Meest voorkomende patroon: ongestructureerd interstitieel (21/25)

Gevolgd door:

  • Bronchiaal (11/25)
  • Honingraat (10/25)
  • Longnodules (3/25)

Andere observaties:

  • Sternale lymfadenopathie bij 16/35
  • Cardiomegalie bij 6/35, als gevolg van:
    • Myocarditis (3/6)
    • Pericardeffusie (1/6)
    • High Flow-syndroom (1/6)
    • Niet gerelateerde cardiomyopathie (1/6)

Histopathologie:

  • Longoedeem (16/17)
  • Suppuratieve fibrinogene pleuritis (13/17)
  • Histiocytaire vasculitis die pneumonie veroorzaakt (10/17)
  • Myocarditis (5/14)
  • Lymfadenitis (2/2)

Histologische longafwijkingen traden vaker op bij katten met matige tot ernstige pulmonale radiografische afwijkingen.

Conclusie

Katten met FIP kunnen een breed gamma radiografische afwijkingen van de thorax vertonen:

  • Pleurale effusie
  • Ongestructureerde interstitiële, bronchiale en/of alveolaire patronen
  • Multifocale longnodules, klein, discreet of slecht gedefinieerd
  • Lymfadenopathie
  • Af en toe: cardiomegalie (als gevolg van myocarditis, pericardeffusie of niet-gerelateerde hartaandoeningen)

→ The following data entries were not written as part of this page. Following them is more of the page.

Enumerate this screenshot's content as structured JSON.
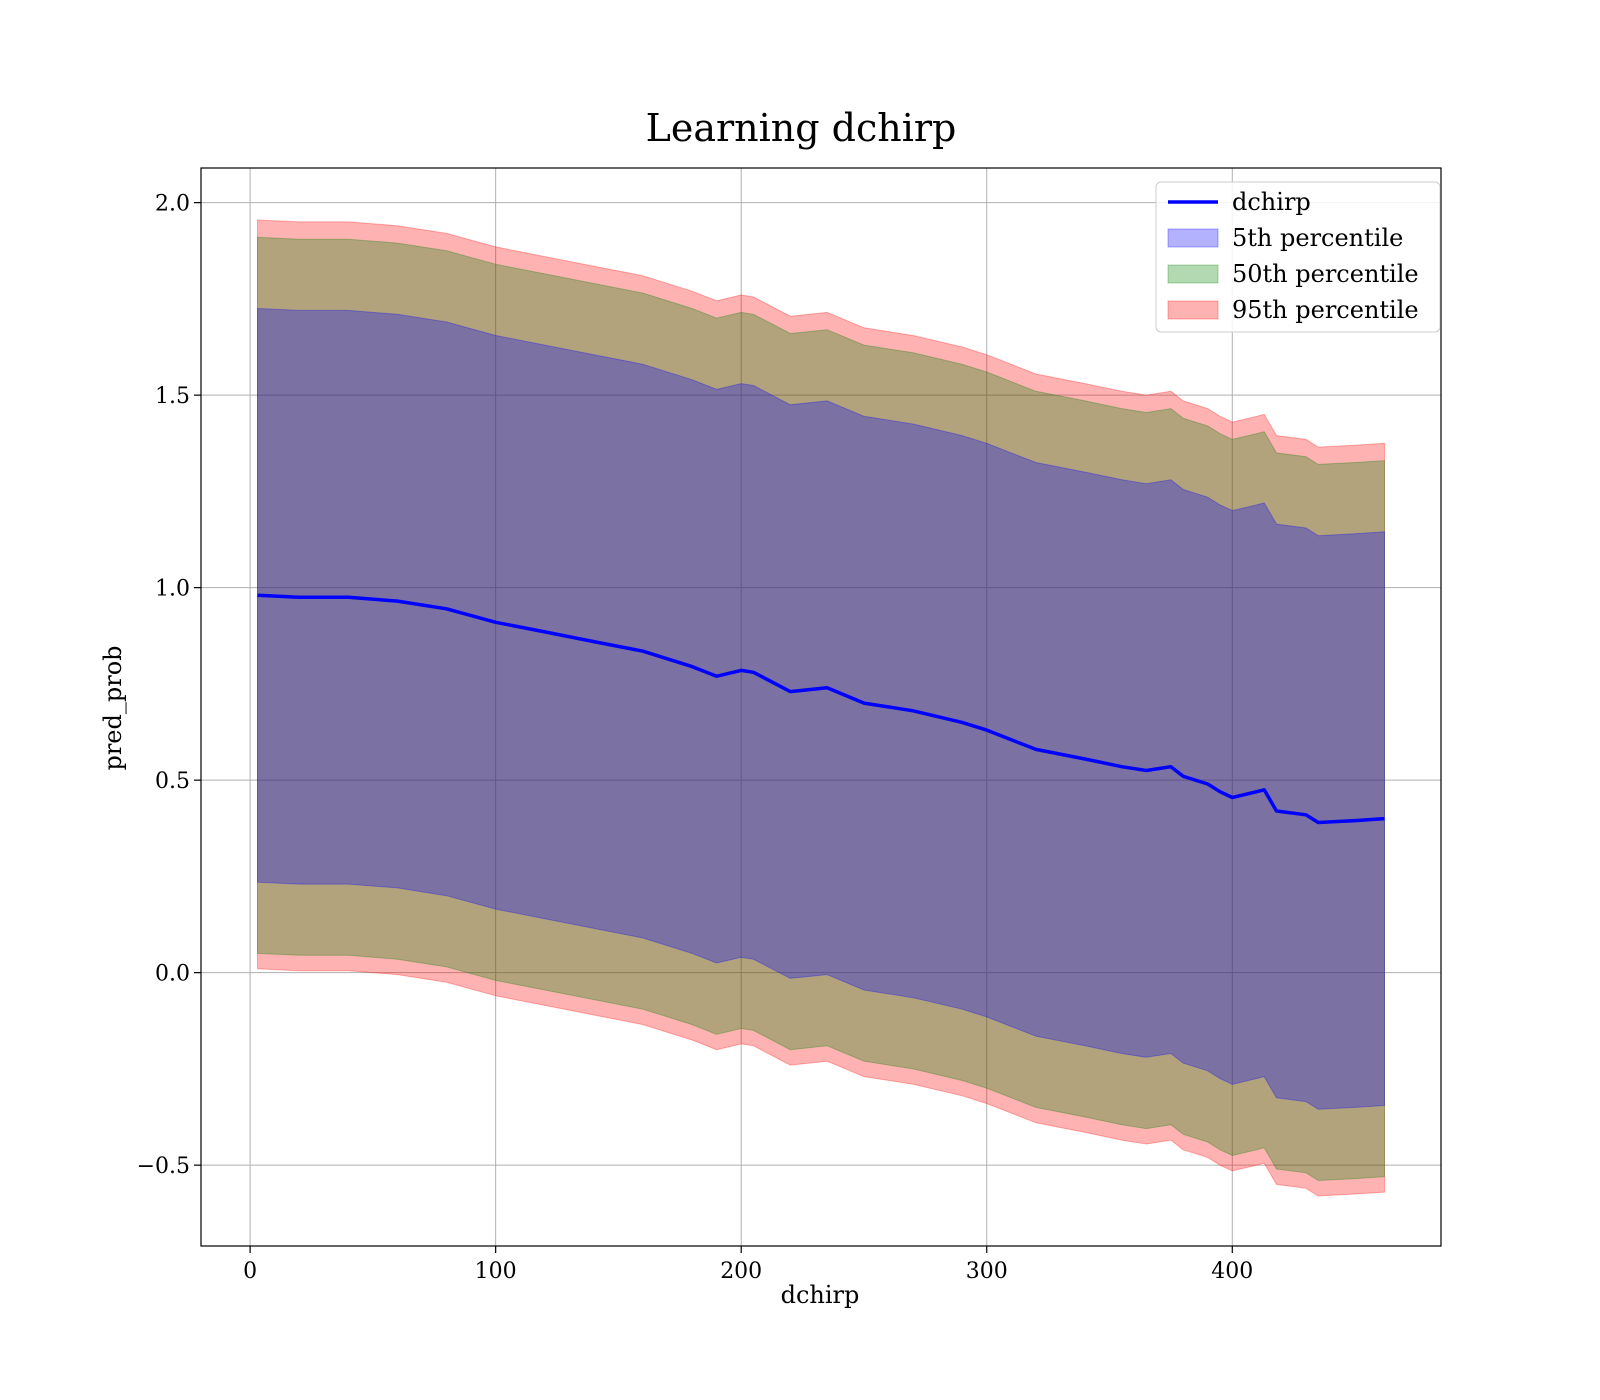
{
  "chart_data": {
    "type": "area",
    "title": "Learning dchirp",
    "xlabel": "dchirp",
    "ylabel": "pred_prob",
    "xlim": [
      -20,
      485
    ],
    "ylim": [
      -0.71,
      2.09
    ],
    "xticks": [
      0,
      100,
      200,
      300,
      400
    ],
    "xtick_labels": [
      "0",
      "100",
      "200",
      "300",
      "400"
    ],
    "yticks": [
      -0.5,
      0.0,
      0.5,
      1.0,
      1.5,
      2.0
    ],
    "ytick_labels": [
      "−0.5",
      "0.0",
      "0.5",
      "1.0",
      "1.5",
      "2.0"
    ],
    "grid": true,
    "legend_position": "top-right",
    "legend": [
      {
        "label": "dchirp",
        "kind": "line",
        "color": "#0000ff"
      },
      {
        "label": "5th percentile",
        "kind": "patch",
        "color": "#0000ff"
      },
      {
        "label": "50th percentile",
        "kind": "patch",
        "color": "#008000"
      },
      {
        "label": "95th percentile",
        "kind": "patch",
        "color": "#ff0000"
      }
    ],
    "x": [
      3,
      20,
      40,
      60,
      80,
      100,
      120,
      140,
      160,
      180,
      190,
      200,
      205,
      220,
      235,
      250,
      270,
      290,
      300,
      320,
      340,
      355,
      365,
      375,
      380,
      390,
      395,
      400,
      410,
      413,
      418,
      430,
      435,
      450,
      462
    ],
    "mean": [
      0.98,
      0.975,
      0.975,
      0.965,
      0.945,
      0.91,
      0.885,
      0.86,
      0.835,
      0.795,
      0.77,
      0.785,
      0.78,
      0.73,
      0.74,
      0.7,
      0.68,
      0.65,
      0.63,
      0.58,
      0.555,
      0.535,
      0.525,
      0.535,
      0.51,
      0.49,
      0.47,
      0.455,
      0.47,
      0.475,
      0.42,
      0.41,
      0.39,
      0.395,
      0.4
    ],
    "series": [
      {
        "name": "5th percentile",
        "color": "#0000ff",
        "lower_offset": -0.745,
        "upper_offset": 0.745
      },
      {
        "name": "50th percentile",
        "color": "#008000",
        "lower_offset": -0.93,
        "upper_offset": 0.93
      },
      {
        "name": "95th percentile",
        "color": "#ff0000",
        "lower_offset": -0.97,
        "upper_offset": 0.975
      }
    ],
    "line_series": {
      "name": "dchirp",
      "color": "#0000ff"
    }
  }
}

Hoewel deze afwijkingen niet specifiek zijn, overlappen ze met afwijkingen die waargenomen bij veel andere pathologieën.

De resultaten van deze studie suggereren dat FIP moet worden beschouwd als een differentiaaldiagnose bij katten met deze radiografische afwijkingen, vooral als ook andere typische klinische symptomen aanwezig zijn.